Ah, I found the problem. If there are two elements equal to the pivot and they are next to each other, i and j get stuck. I can either decrement j and increment i after the swap or use do while loops and have i and j start outside the bounds of the range being partitioned. I like the former more.

template<typename T>
int Vector<T>::HoarePartition(int start, int end)
{
  T pivot = mData[start];
  int i = start;
  int j = end;
  while (true) {
    while (mData[j] > pivot) {
      --j;
    }
    while (pivot > mData[i]) {
      ++i;
    }
    if (j <= i) {
      return j;
    }
    Swap(i, j);
    --j;
    ++i;
  }
}

This new partition function doesn't run indefinitely, however, I am ending up with an unsorted array. I first encountered a problem when testing the 1 million element sort. I tried creating a few test arrays to see if I could create the problem with a smaller array. After cutting things away, I ended up getting a small array that doesn't sort using my implementation of the HoarePartition.

// Before Sort
4, 4, 3, 3, 2, 2, 1, 1, 0, 0
// After Sort
0, 0, 1, 2, 2, 3, 3, 1, 4, 4

I am going to run my algorithm by hand to see where the problem happens.

So I found the problem, but I am not exactly sure what to do about it. The issue is the pivot index returned from the partition. The pivot is not in its final position. One solution to this is to change the quicksort function.

template<typename T>
void Vector<T>::Quicksort(int start, int end)
{
  if (end <= start) {
    return;
  }
  int pivot = HoarePartition(start, end);
  Quicksort(start, pivot);
  Quicksort(pivot + 1, end);
}

The change here is the lack of a pivot - 1. This guarantees that the out-of-order pivot will still be sorted. Even though it works, it feels like this is "breaking a rule" in some way. I tried returning i as the pivot too. That works for my simple cases, but not the large sorts.

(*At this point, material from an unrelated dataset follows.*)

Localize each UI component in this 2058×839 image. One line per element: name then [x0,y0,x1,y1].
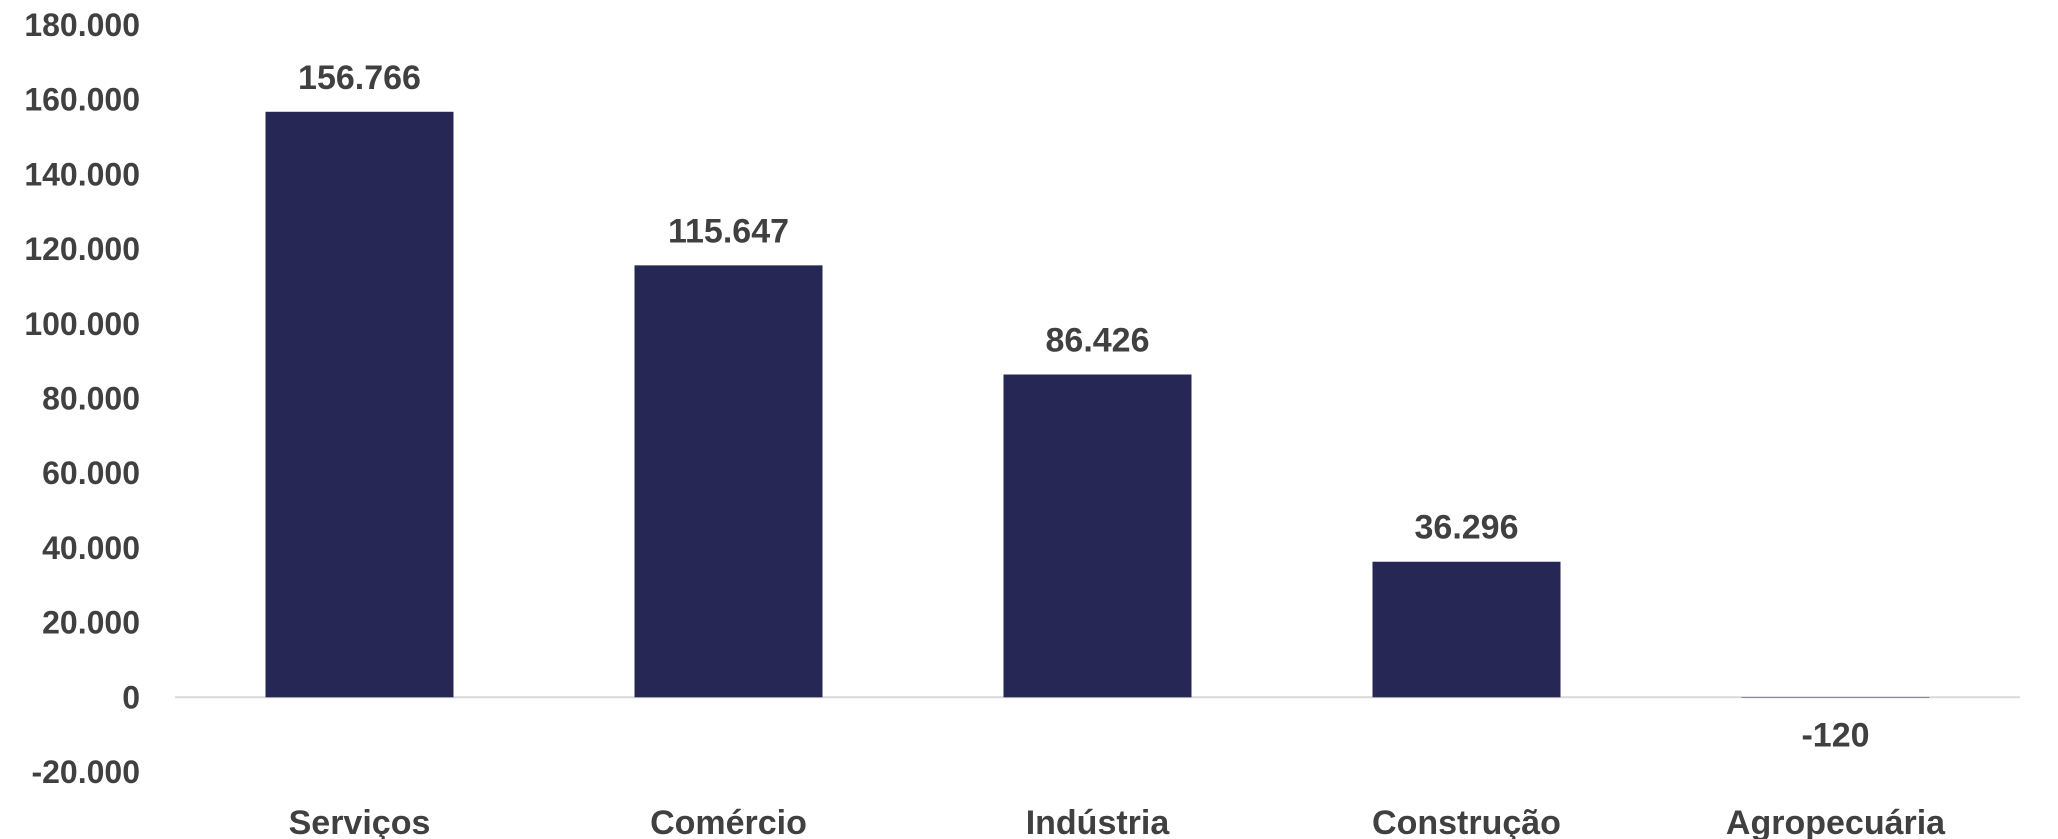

I think I figured out what happened. I think I was swapping with elements outside of the Vector because I was not checking whether the incrementer passed the upper bound of the range being sorted. Even though it's outside of the vector, the memory is still allocated because I am indexing directly into the mData array in my sort function. This means my Vector's operator[] bounds checking are skipped.

Ok. I think I now have a working quicksort using Hoare partitioning. Here is the next version of the partition function.

template<typename T>
int Vector<T>::HoarePartition(int start, int end)
{
  const T& pivot = mData[start];
  int i = start + 1;
  int j = end;
  while (true) {
    while (mData[j] > pivot) {
      --j;
    }
    while (pivot > mData[i] && i <= end) {
      ++i;
    }
    if (j < i) {
      Swap(start, j);
      return j;
    }
    Swap(i, j);
    --j;
    ++i;
  }
}

The important detail here is that i now starts at start + 1 and a swap is performed Swap(start, j) before exiting the partitioning function. This guarantees that the pivot will be surrounded by elements <= on the left and >= on the right. This was the primary reason my stress sorts were breaking. With that covered, here are some times for sorting 1000000 (1mil) integers.

sortRandomArray: 74.48ms
sortSortedArray: 23.01s

That's about 1.44 times faster for the random array and twice as fast for the sorted array. Btw, the run on the sorted array did not use the heuristic that I used to dramatically improve the amount of time it took to run quicksort with the Lomuto partition. I am going to add that same heuristic (choose the element in the middle of the array as the pivot) for the Hoare partition.

template<typename T>
int Vector<T>::HoarePartition(int start, int end)
{
  Swap(start, start + (end - start) / 2);
  //...
}

Let's see the new averages.

sortRandomArray: 74.26ms
sortSortedArray: 23.12ms

It seems like sortRandomArray hasn't been affected whatsoever. sortSortedArray, on the other hand, has undergone a massive improvement. 23 seconds to 23 milliseconds. Actually 1000 times faster.

Cool, I now have a sort that's fast enough until it isn't. Moving on'.